Re: Selecting random row
Arguile <arguile@lucentstudios.com>
From: Arguile <arguile@lucentstudios.com>
To: Michal Taborsky <michal@taborsky.cz>
Cc: pgsql-general@postgresql.org
Date: 2002-08-02T13:26:28Z
Lists: pgsql-general
On Fri, 2002-08-02 at 08:38, Michal Taborsky wrote: > I am facing a performance problem with selecting a random row from a table. > I do it like this: > > SELECT * FROM table ORDER BY random() LIMIT 1 > > But it seems that the random() function is quite slow and backend apparently > evaluates the function for all rows (which is logical).
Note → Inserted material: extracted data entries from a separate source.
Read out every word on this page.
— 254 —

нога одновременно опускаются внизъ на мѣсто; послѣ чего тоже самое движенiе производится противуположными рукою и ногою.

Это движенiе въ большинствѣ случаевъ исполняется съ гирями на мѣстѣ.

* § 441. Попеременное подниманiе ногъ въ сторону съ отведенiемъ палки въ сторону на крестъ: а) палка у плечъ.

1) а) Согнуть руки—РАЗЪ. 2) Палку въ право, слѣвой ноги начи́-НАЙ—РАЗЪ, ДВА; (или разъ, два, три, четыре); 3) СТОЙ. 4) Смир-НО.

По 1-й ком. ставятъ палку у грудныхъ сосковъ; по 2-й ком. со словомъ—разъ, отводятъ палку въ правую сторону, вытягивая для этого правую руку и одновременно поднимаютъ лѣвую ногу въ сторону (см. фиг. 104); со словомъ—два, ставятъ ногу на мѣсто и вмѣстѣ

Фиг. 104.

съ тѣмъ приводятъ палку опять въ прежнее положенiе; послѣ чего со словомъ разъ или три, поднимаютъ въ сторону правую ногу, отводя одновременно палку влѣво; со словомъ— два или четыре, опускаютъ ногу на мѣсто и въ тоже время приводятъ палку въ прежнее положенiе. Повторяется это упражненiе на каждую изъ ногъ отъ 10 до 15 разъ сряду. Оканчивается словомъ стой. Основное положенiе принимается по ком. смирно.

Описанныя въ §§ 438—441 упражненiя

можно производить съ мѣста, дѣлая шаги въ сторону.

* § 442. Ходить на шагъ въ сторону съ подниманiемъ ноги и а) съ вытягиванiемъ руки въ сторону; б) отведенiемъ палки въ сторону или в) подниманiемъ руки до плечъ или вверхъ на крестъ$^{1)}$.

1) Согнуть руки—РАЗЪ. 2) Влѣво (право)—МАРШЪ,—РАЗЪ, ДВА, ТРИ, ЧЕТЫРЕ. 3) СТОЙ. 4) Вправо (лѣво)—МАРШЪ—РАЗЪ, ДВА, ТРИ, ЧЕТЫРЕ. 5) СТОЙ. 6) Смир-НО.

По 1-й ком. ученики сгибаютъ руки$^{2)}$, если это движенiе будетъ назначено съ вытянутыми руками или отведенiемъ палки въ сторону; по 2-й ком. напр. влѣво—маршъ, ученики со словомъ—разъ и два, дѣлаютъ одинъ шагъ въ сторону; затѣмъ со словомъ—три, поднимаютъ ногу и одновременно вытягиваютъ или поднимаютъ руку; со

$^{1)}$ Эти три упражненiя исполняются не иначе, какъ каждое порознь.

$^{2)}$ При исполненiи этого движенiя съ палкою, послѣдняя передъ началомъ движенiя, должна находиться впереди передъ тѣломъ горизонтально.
On a table with few > thousand rows it takes seconds. Does anybody know a better solution to > selecting one (or more) random rows from a table ? This isn't tested but I'd imagine it would work faster. SELECT * FROM table WHERE id = (SELECT id FROM table ORDER BY random() LIMIT 1); You still generate a random number for every record but only pull the PKs into mem (and the one selected record) instead of the entire table. >From what I understand of the internals this should be quicker. Other options include keeping a lookup table with a sequential (no breaks) key so you can use some PL language to generate a number in that range. If your key is almost sequential anyways adding an error check - to make sure the record exists and if not try again - might be easier.